Completely muddled, she accepted the arm of the nearest gentleman and allowed him to escort her outside, only then to remember that she and John had a plan for their exit and she had just ruined it.

“Around the block, if you will,” she said to the hackney driver. Thankfully, by the time they were once again in front of The Lucky Honeypot, she could see John walking up the street, his eyes peeled on the road. As the carriage pulled up beside him, she rapped on the ceiling and it came to a stop.

John peered inside the window, sighed, and climbed in, taking the seat next to her.

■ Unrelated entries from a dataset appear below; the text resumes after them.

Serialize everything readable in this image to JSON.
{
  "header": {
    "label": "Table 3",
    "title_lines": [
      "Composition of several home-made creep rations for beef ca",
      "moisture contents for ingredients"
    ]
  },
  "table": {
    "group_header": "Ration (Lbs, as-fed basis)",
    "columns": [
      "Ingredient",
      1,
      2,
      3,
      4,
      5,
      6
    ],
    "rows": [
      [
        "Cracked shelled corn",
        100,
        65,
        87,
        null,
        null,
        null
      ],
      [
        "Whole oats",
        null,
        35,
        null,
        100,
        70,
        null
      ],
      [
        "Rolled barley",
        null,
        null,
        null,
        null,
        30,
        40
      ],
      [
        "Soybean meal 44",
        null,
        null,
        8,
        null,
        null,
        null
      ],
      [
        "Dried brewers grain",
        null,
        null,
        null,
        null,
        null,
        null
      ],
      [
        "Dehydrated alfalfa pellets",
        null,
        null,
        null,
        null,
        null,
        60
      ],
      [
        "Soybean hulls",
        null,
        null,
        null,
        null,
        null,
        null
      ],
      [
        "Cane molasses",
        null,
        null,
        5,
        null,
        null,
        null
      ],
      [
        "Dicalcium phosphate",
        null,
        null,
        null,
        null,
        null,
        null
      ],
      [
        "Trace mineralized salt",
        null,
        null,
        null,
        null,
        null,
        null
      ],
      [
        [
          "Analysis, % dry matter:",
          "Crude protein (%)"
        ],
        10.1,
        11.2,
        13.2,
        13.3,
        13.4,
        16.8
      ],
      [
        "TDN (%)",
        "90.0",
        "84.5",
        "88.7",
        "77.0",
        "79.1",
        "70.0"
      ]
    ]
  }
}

“I’m sorry,” she said, turning toward him. “I was all befuddled and took the cab without thinking.”

He pressed a kiss to her forehead. “Are you well? As long as you’re well, then it is of no consequence.”

He wrapped his arm around her, and she sank into him, taking comfort from his warmth and the scent of bergamot that enveloped her. “What a night,” she said. “I would prefer not to run that close to losing again.”

His cheek rested against her hair and his arm tightened around her, pulling her close to him so they were shoulder to shoulder, thigh to thigh, with nothing between them. “I should have seen his deceit earlier. Thank God Grantham spotted it. Now we have the money and the letters, though I don’t know what we’ll do with them.”

Now that the threat had gone, her heart was slowing, and feeling was returning, her curiosity abounded. She straightened and dug her hand into her reticule to retrieve the packet. She tugged open the string that bound them and took the first letter.

The handwriting was perfectly formed, small and even with the occasional flourish. Charlotte turned straight to the farewell and her stomach dropped.